24-25 January 2011. IFAD organised an International Conference on “New Directions for Smallholder Agriculture” in Rome, Italy to discuss the future of some 500 million smallholders. In much of Africa and South Asia, small farms still account for the largest share of agricultural output.
The conference was an opportunity to examine various options facing the smallholders; what support can be extended to them and by whom; how far can they really become the engine for sustainable development of developing countries. It was also an opportunity to learn from each other, compare and contrast successes and see what institutional, political and economic support is needed to ensure a better future for the smallholders, within and outside agriculture.

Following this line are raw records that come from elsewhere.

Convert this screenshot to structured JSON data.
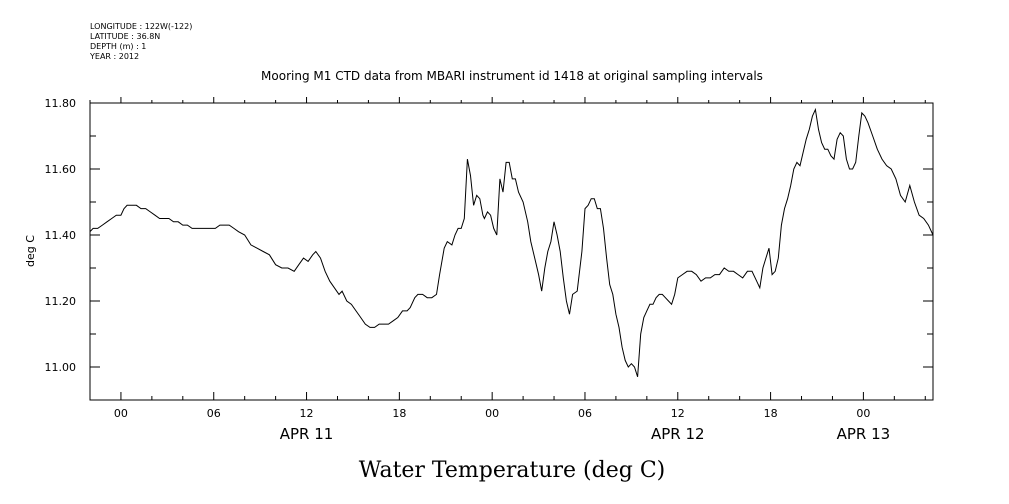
{
  "header": {
    "longitude": "LONGITUDE : 122W(-122)",
    "latitude": "LATITUDE : 36.8N",
    "depth": "DEPTH (m) : 1",
    "year": "YEAR : 2012"
  },
  "chart_data": {
    "type": "line",
    "title": "Mooring M1 CTD data from MBARI instrument id 1418 at original sampling intervals",
    "ylabel": "deg C",
    "xlabel": "Water Temperature (deg C)",
    "x_unit": "hours since APR 11 00:00",
    "xlim": [
      -2,
      52.5
    ],
    "ylim": [
      10.9,
      11.8
    ],
    "y_ticks": [
      "11.80",
      "11.60",
      "11.40",
      "11.20",
      "11.00"
    ],
    "y_tick_values": [
      11.8,
      11.6,
      11.4,
      11.2,
      11.0
    ],
    "x_tick_labels": [
      "00",
      "06",
      "12",
      "18",
      "00",
      "06",
      "12",
      "18",
      "00"
    ],
    "x_tick_values": [
      0,
      6,
      12,
      18,
      24,
      30,
      36,
      42,
      48
    ],
    "date_labels": [
      "APR 11",
      "APR 12",
      "APR 13"
    ],
    "date_positions": [
      12,
      36,
      48
    ],
    "series": [
      {
        "x": [
          -2.0,
          -1.8,
          -1.5,
          -1.2,
          -0.9,
          -0.6,
          -0.3,
          0.0,
          0.2,
          0.4,
          0.7,
          1.0,
          1.3,
          1.6,
          1.9,
          2.2,
          2.5,
          2.8,
          3.1,
          3.4,
          3.7,
          4.0,
          4.3,
          4.6,
          5.0,
          5.4,
          5.8,
          6.1,
          6.4,
          6.7,
          7.0,
          7.3,
          7.6,
          8.0,
          8.4,
          8.8,
          9.2,
          9.6,
          10.0,
          10.4,
          10.8,
          11.2,
          11.5,
          11.8,
          12.1,
          12.4,
          12.6,
          12.9,
          13.2,
          13.5,
          13.8,
          14.1,
          14.3,
          14.6,
          14.9,
          15.2,
          15.5,
          15.8,
          16.1,
          16.4,
          16.7,
          17.0,
          17.3,
          17.6,
          17.9,
          18.2,
          18.5,
          18.7,
          19.0,
          19.2,
          19.5,
          19.8,
          20.1,
          20.4,
          20.6,
          20.9,
          21.1,
          21.4,
          21.6,
          21.8,
          22.0,
          22.2,
          22.4,
          22.6,
          22.8,
          23.0,
          23.2,
          23.4,
          23.5,
          23.7,
          23.9,
          24.1,
          24.3,
          24.5,
          24.7,
          24.9,
          25.1,
          25.3,
          25.5,
          25.7,
          26.0,
          26.3,
          26.5,
          26.8,
          27.0,
          27.2,
          27.4,
          27.6,
          27.8,
          28.0,
          28.2,
          28.4,
          28.6,
          28.8,
          29.0,
          29.2,
          29.5,
          29.8,
          30.0,
          30.2,
          30.4,
          30.6,
          30.8,
          31.0,
          31.2,
          31.4,
          31.6,
          31.8,
          32.0,
          32.2,
          32.4,
          32.6,
          32.8,
          33.0,
          33.2,
          33.4,
          33.6,
          33.8,
          34.0,
          34.2,
          34.4,
          34.6,
          34.8,
          35.0,
          35.2,
          35.4,
          35.6,
          35.8,
          36.0,
          36.3,
          36.6,
          36.9,
          37.2,
          37.5,
          37.8,
          38.1,
          38.4,
          38.7,
          39.0,
          39.3,
          39.6,
          39.9,
          40.2,
          40.5,
          40.8,
          41.1,
          41.3,
          41.5,
          41.7,
          41.9,
          42.1,
          42.3,
          42.5,
          42.7,
          42.9,
          43.1,
          43.3,
          43.5,
          43.7,
          43.9,
          44.1,
          44.3,
          44.5,
          44.7,
          44.9,
          45.1,
          45.3,
          45.5,
          45.7,
          45.9,
          46.1,
          46.3,
          46.5,
          46.7,
          46.9,
          47.1,
          47.3,
          47.5,
          47.7,
          47.9,
          48.1,
          48.3,
          48.6,
          48.9,
          49.2,
          49.5,
          49.8,
          50.1,
          50.4,
          50.7,
          51.0,
          51.3,
          51.6,
          51.9,
          52.2,
          52.5
        ],
        "y": [
          11.41,
          11.42,
          11.42,
          11.43,
          11.44,
          11.45,
          11.46,
          11.46,
          11.48,
          11.49,
          11.49,
          11.49,
          11.48,
          11.48,
          11.47,
          11.46,
          11.45,
          11.45,
          11.45,
          11.44,
          11.44,
          11.43,
          11.43,
          11.42,
          11.42,
          11.42,
          11.42,
          11.42,
          11.43,
          11.43,
          11.43,
          11.42,
          11.41,
          11.4,
          11.37,
          11.36,
          11.35,
          11.34,
          11.31,
          11.3,
          11.3,
          11.29,
          11.31,
          11.33,
          11.32,
          11.34,
          11.35,
          11.33,
          11.29,
          11.26,
          11.24,
          11.22,
          11.23,
          11.2,
          11.19,
          11.17,
          11.15,
          11.13,
          11.12,
          11.12,
          11.13,
          11.13,
          11.13,
          11.14,
          11.15,
          11.17,
          11.17,
          11.18,
          11.21,
          11.22,
          11.22,
          11.21,
          11.21,
          11.22,
          11.28,
          11.36,
          11.38,
          11.37,
          11.4,
          11.42,
          11.42,
          11.45,
          11.63,
          11.58,
          11.49,
          11.52,
          11.51,
          11.46,
          11.45,
          11.47,
          11.46,
          11.42,
          11.4,
          11.57,
          11.53,
          11.62,
          11.62,
          11.57,
          11.57,
          11.53,
          11.5,
          11.44,
          11.38,
          11.32,
          11.28,
          11.23,
          11.3,
          11.35,
          11.38,
          11.44,
          11.4,
          11.35,
          11.27,
          11.2,
          11.16,
          11.22,
          11.23,
          11.35,
          11.48,
          11.49,
          11.51,
          11.51,
          11.48,
          11.48,
          11.42,
          11.33,
          11.25,
          11.22,
          11.16,
          11.12,
          11.06,
          11.02,
          11.0,
          11.01,
          11.0,
          10.97,
          11.1,
          11.15,
          11.17,
          11.19,
          11.19,
          11.21,
          11.22,
          11.22,
          11.21,
          11.2,
          11.19,
          11.22,
          11.27,
          11.28,
          11.29,
          11.29,
          11.28,
          11.26,
          11.27,
          11.27,
          11.28,
          11.28,
          11.3,
          11.29,
          11.29,
          11.28,
          11.27,
          11.29,
          11.29,
          11.26,
          11.24,
          11.3,
          11.33,
          11.36,
          11.28,
          11.29,
          11.33,
          11.43,
          11.48,
          11.51,
          11.55,
          11.6,
          11.62,
          11.61,
          11.65,
          11.69,
          11.72,
          11.76,
          11.78,
          11.72,
          11.68,
          11.66,
          11.66,
          11.64,
          11.63,
          11.69,
          11.71,
          11.7,
          11.63,
          11.6,
          11.6,
          11.62,
          11.7,
          11.77,
          11.76,
          11.74,
          11.7,
          11.66,
          11.63,
          11.61,
          11.6,
          11.57,
          11.52,
          11.5,
          11.55,
          11.5,
          11.46,
          11.45,
          11.43,
          11.4
        ]
      }
    ]
  }
}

Papers presented at the conference focused on regional diversities and the technical, financial and institutional environments which will determine their future. Will the smallholders survive in the future in the way we envisage today? What should be the new directions if they are to change to accommodate changing global environment?

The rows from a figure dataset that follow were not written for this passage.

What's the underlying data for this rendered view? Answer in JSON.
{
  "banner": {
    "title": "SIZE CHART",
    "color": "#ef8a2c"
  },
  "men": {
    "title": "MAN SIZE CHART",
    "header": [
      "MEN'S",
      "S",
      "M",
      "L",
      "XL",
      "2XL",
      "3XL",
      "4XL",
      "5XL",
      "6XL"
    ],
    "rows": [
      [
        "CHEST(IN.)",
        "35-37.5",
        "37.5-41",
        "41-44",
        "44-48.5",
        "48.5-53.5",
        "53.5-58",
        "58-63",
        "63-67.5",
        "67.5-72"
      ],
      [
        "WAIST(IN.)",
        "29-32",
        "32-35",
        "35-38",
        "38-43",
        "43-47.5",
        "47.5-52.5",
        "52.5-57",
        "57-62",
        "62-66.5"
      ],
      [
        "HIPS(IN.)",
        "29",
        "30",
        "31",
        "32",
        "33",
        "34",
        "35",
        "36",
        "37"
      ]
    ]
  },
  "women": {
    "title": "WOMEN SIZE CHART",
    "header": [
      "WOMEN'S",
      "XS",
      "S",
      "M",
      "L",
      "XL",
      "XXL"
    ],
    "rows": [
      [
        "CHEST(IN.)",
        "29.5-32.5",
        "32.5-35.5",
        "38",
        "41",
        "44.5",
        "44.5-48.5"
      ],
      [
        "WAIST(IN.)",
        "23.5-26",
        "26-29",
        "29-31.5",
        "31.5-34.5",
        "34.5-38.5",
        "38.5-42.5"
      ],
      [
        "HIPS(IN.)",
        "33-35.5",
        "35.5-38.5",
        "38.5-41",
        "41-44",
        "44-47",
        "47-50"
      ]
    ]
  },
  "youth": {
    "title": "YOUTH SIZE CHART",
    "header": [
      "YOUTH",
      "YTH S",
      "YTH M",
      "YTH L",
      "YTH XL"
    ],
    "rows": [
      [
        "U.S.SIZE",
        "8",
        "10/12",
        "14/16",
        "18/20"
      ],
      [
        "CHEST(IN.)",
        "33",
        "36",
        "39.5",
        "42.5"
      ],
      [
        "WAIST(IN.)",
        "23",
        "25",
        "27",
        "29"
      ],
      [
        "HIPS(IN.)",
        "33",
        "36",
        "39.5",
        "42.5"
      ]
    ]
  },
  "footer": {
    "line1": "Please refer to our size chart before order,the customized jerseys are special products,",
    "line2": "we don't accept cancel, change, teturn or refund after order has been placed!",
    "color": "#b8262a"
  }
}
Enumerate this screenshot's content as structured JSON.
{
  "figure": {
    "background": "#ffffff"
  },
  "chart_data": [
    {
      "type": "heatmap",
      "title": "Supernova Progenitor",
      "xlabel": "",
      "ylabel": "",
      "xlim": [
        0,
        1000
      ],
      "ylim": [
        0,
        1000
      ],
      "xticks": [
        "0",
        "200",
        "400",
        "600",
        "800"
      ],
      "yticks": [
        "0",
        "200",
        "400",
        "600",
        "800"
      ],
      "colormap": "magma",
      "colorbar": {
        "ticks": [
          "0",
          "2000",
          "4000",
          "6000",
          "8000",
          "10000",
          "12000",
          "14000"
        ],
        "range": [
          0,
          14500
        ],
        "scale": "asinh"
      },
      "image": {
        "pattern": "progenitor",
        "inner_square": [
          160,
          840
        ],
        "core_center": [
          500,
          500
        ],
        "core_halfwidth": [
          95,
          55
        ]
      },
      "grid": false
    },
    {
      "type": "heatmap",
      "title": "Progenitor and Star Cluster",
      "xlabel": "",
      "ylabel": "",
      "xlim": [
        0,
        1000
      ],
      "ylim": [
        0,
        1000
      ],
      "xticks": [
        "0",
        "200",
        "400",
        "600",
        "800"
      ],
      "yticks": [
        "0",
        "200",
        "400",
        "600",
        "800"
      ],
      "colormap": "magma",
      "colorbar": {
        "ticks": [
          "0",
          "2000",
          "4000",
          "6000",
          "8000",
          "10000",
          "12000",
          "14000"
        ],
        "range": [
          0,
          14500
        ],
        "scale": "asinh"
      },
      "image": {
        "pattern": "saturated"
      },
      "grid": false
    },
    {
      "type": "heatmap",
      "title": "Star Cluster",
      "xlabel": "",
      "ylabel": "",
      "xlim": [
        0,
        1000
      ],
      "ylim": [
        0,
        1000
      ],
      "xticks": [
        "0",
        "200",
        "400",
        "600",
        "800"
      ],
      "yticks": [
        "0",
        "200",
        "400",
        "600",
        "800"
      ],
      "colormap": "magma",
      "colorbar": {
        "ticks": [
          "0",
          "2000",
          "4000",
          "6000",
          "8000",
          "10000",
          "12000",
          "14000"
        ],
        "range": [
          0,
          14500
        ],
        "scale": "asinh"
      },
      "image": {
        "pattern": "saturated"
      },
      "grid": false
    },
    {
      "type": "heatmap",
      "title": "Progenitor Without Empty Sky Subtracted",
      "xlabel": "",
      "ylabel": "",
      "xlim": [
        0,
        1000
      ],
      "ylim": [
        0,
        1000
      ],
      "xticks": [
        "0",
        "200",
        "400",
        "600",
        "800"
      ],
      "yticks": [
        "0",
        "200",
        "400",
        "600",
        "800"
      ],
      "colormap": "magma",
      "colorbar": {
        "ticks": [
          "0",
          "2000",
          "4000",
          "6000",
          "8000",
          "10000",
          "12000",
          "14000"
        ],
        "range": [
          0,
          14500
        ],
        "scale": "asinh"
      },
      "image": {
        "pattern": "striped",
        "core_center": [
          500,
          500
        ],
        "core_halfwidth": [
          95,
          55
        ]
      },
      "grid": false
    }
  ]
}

Some interesting background papers:
- Financing smallholder farmers and rural entrepreneurs in the Near East and North Africa by Thierry Mahieux, Omer Zafar, and Mylène Kherallah
- Sub-Saharan Africa: The state of smallholders in agriculture by Geoffrey Livingston, Steven Schonberger and Sara Delaney
- The Ethiopian experience on micro insurance by Nahu-Senaye Araya, CEO, Nyala Insurances
New realities, new challenges:
new opportunities for tomorrow's generation
The Rural Poverty Report 2011 provides a coherent and comprehensive look at rural poverty, its global consequences and the prospects for eradicating it.
Released on 6 December 2010, the report contains updated estimates by IFAD regarding how many rural poor people there are in the developing world, poverty rates in rural areas, and the percentage of poor people residing in rural areas.